13. Trotzdem entfernten sich verschiedene protestantische Theologen so viel sie konnten, von der scholastischen Philosophie, welche bei ihren Gegnern herrschte, ja sie verachteten die Philosophie überhaupt, die ihnen verdächtig war. Zuletzt brach der Streit in Helmstädt durch die Bitterkeit des Daniel Hofmann, eines sonst gewandten Theologen, aus, der bei der Quedlinburger Zusammenkunft sich Ansehn verschafft hatte, wo er mit Tilemann Heschusius sich auf die Seite des Herzogs Julius von Braunschweig gestellt hatte, als dieser die Concordienformel nicht annehmen wollte. Ich weiss nicht, wie der Dr. Hofmann sich gegen die Philosophie ereiferte, anstatt sich auf den Tadel der Missbräuche zu beschränken, welchen die Philosophen mit ihr treiben; er hatte es aber auf den berühmten Johann Caselius abgesehen, welcher von den Fürsten und Gelehrten seiner Zeit geachtet wurde und der Herzog Heinrich Julius von Braunschweig (der Sohn des Herzogs Julius, des Gründers der Universität) unterzog sich selbst der Mühe, die Sache zu untersuchen und verdammte demnächst den Theologen. Seitdem sind noch einige ähnliche kleine Zwiste vorgekommen, es ergab sich aber immer, dass sie auf Missverständnissen beruhten. Der berühmte Professor Paul Slevogt in Jena in Thüringen, dessen Abhandlungen, so weit sie noch vorhanden sind, zeigen, wie sehr er in der scholastischen Philosophie und in der Hebräischen Literatur bewandert war, hatte in seiner Jugend unter dem Titel: Pervigilium (Die Nachtwachen), eine kleine Schrift über den Streit des Theologen und des Philosophen, welcher sich auf deren beiderseitige Prinzipien stützt, bei Gelegenheit der Frage veröffentlicht, ob Gott die accidentelle Ursache des Uebels sei. Man ersah indess bald, wie er nur zeigen wollte, dass die Theologen mitunter philosophische Ausdrücke missbrauchen.

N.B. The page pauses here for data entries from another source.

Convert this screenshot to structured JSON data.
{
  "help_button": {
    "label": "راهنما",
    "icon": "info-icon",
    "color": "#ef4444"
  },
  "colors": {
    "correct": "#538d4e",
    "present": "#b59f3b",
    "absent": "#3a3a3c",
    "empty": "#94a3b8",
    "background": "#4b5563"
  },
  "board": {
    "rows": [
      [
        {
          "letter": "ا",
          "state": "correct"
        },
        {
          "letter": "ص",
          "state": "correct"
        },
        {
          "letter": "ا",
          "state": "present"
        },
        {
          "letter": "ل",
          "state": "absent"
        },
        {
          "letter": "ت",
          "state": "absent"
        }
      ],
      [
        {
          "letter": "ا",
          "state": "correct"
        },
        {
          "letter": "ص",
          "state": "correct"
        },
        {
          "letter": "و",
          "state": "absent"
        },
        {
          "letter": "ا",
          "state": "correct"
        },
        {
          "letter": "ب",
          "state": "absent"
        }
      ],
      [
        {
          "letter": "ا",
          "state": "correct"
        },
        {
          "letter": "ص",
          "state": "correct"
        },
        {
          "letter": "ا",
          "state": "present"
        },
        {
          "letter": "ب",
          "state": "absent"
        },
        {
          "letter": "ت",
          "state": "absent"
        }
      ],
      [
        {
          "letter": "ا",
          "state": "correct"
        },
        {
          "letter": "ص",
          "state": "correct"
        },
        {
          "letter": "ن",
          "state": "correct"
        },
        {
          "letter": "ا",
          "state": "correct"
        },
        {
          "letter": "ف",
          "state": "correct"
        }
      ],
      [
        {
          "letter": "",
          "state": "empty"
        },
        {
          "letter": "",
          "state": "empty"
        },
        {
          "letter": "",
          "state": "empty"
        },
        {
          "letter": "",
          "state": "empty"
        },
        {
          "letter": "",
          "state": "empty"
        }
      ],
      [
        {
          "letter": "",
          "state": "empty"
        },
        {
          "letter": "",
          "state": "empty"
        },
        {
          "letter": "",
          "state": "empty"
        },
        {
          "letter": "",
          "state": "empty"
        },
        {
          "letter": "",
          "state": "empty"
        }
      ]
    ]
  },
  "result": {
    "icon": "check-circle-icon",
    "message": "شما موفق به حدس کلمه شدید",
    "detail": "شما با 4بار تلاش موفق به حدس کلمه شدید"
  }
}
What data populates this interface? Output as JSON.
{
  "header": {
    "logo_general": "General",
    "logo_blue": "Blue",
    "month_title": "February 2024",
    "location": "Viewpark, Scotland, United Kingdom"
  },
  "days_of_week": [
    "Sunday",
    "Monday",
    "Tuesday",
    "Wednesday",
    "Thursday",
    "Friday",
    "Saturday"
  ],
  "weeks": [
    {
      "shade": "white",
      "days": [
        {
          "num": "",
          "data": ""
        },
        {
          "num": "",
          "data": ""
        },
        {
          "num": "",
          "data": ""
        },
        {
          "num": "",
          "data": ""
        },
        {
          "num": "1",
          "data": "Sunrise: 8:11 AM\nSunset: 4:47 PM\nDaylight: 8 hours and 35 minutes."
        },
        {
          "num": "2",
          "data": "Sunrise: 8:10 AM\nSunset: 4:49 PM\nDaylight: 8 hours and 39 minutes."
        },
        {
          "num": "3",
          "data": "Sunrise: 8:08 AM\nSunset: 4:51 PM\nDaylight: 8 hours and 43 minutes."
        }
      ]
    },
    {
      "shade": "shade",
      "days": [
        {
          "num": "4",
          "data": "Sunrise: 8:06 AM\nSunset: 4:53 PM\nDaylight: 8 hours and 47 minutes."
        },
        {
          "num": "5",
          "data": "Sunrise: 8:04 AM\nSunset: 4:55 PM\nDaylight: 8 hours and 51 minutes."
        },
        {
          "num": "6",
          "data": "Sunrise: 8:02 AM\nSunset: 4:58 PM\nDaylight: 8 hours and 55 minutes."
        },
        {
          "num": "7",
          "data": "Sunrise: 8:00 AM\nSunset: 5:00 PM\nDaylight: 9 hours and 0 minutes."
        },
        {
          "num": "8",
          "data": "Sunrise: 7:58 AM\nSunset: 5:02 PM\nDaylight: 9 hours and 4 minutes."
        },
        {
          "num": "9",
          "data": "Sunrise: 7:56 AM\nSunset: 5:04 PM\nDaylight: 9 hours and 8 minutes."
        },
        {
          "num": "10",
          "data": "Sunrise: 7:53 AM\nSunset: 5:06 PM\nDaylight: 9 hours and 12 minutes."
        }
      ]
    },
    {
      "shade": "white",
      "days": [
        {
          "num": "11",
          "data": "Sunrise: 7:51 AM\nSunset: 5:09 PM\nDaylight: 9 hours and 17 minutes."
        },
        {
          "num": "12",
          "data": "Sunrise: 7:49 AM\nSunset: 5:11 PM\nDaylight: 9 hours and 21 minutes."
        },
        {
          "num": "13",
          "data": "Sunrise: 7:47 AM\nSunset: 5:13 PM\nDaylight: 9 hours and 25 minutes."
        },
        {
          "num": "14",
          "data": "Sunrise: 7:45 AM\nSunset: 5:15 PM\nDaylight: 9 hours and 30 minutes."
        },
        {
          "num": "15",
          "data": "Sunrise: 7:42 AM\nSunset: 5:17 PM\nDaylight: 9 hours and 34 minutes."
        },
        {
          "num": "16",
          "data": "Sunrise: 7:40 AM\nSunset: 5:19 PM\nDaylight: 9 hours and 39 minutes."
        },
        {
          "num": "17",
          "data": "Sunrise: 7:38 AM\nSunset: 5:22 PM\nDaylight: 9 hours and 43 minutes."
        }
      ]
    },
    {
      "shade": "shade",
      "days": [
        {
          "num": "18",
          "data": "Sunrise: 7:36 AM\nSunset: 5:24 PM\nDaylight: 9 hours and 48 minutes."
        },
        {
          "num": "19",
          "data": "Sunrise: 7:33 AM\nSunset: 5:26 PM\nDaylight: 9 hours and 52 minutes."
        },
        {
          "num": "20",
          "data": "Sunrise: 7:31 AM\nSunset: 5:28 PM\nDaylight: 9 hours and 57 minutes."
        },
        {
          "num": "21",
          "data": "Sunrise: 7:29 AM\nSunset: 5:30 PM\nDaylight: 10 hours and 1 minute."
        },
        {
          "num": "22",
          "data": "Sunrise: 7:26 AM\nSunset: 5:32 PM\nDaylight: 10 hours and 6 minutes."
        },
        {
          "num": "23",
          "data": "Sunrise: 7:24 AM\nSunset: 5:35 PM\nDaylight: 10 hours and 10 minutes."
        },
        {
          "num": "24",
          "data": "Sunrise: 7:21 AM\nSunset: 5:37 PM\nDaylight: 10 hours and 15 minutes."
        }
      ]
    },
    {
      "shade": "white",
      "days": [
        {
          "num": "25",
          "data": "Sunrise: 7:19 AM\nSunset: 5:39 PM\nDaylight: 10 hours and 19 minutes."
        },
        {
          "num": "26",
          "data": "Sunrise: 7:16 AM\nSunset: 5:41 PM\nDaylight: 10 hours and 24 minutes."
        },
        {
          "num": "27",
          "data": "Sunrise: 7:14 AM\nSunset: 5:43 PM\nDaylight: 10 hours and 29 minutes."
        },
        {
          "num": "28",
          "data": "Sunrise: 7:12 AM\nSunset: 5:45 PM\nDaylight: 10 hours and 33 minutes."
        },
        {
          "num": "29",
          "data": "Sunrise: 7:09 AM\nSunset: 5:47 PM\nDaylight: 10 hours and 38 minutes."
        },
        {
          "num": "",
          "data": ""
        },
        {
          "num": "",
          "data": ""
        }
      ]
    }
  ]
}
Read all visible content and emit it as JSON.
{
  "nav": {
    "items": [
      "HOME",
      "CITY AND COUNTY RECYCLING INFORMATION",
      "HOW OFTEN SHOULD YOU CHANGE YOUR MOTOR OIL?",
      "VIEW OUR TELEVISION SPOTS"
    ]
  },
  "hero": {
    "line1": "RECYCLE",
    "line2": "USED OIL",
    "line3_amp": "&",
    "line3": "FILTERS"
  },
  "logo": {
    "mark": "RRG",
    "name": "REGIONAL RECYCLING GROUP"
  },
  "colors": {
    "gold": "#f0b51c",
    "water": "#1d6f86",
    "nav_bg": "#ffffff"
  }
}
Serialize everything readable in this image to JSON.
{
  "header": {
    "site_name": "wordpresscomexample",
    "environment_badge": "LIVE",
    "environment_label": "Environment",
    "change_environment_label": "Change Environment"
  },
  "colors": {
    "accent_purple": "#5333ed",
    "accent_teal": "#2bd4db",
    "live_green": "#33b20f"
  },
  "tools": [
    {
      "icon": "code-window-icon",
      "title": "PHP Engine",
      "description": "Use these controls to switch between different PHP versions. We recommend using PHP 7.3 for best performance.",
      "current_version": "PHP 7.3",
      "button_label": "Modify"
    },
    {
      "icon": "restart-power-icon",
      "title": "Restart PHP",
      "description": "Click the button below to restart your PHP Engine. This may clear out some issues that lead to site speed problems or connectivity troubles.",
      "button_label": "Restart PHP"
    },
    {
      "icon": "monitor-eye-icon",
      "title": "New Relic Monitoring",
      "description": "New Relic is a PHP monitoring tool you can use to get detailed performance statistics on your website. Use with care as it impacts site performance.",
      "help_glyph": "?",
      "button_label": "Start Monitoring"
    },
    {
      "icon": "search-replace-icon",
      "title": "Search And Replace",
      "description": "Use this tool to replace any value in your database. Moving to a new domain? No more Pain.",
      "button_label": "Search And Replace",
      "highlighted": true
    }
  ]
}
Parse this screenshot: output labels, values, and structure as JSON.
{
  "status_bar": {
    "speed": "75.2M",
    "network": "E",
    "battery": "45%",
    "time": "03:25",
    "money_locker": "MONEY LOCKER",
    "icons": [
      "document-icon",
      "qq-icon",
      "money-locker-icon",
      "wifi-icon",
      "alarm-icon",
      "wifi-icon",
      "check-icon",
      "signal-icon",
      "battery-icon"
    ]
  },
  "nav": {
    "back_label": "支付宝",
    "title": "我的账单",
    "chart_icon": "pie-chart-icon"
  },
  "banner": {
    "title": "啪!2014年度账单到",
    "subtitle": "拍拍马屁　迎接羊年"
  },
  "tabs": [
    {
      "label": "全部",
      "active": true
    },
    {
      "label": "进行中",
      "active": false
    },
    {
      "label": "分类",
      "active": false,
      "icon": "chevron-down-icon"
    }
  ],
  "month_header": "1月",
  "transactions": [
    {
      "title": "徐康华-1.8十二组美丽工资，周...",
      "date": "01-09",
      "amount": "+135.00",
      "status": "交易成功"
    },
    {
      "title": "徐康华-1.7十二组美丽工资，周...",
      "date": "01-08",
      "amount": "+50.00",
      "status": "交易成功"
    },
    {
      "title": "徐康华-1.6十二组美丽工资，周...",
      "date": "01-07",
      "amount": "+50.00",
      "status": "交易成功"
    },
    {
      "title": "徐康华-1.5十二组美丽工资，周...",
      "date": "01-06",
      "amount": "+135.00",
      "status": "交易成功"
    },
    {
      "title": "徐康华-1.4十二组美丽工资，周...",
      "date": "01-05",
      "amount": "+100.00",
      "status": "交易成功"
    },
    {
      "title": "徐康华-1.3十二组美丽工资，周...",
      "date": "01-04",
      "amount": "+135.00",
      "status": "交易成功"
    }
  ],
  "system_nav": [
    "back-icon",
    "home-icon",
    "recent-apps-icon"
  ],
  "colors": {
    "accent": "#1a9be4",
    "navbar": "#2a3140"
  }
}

14. Gehe ich auf meine Zeit über, so entsinne ich mich, dass als Luis Meyer, ein Arzt in Amsterdam, 1666 anonym die Schrift: Die Philosophie als Auslegerin der heiligen Schrift veröffentlichte (mit Unrecht haben Mehrere sie seinem Freunde Spinoza zugeschrieben), die holländischen Theologen sich erhoben und durch ihre Gegenschriften zu grossen Streitigkeiten unter sich Anlass gaben. Viele meinten, dass die Cartesianer in ihren Widerlegungen des anonymen Philosophen, der Philosophie zu viel zugestanden hätten. Johann von Labadie griff (noch vor seiner Trennung von der reformirten Kirche, die angeblich wegen einiger Missbräuche, die sich in die politische Praxis eingeschlichen hatten und die ihm unerträglich schienen, geschah), die Schrift des Herrn von Wollzogen an und that ihr viel Schaden; von der andern Seite bekämpften Herr Vogelsang, Herr von der Waeyen und einige andere Anti-Coccejaner das Buch ebenfalls mit vieler Bitterkeit; allein der Angeklagte gewann seine Sache auf einer Synode. Seitdem sprach man in Holland von theologischen Rationalisten und Nicht-Rationalisten, eine Partei-Unterscheidung, deren Herr Bayle oft erwähnt und wo er sich zuletzt gegen die ersteren entscheidet. Indess hat man wohl die Regeln noch nicht genau aufgestellt, in denen beide Parteien übereinstimmen und in denen es nicht der Fall für die Frage ist, wie weit von der Vernunft bei der Erklärung der heiligen Schrift Gebrauch zu machen ist.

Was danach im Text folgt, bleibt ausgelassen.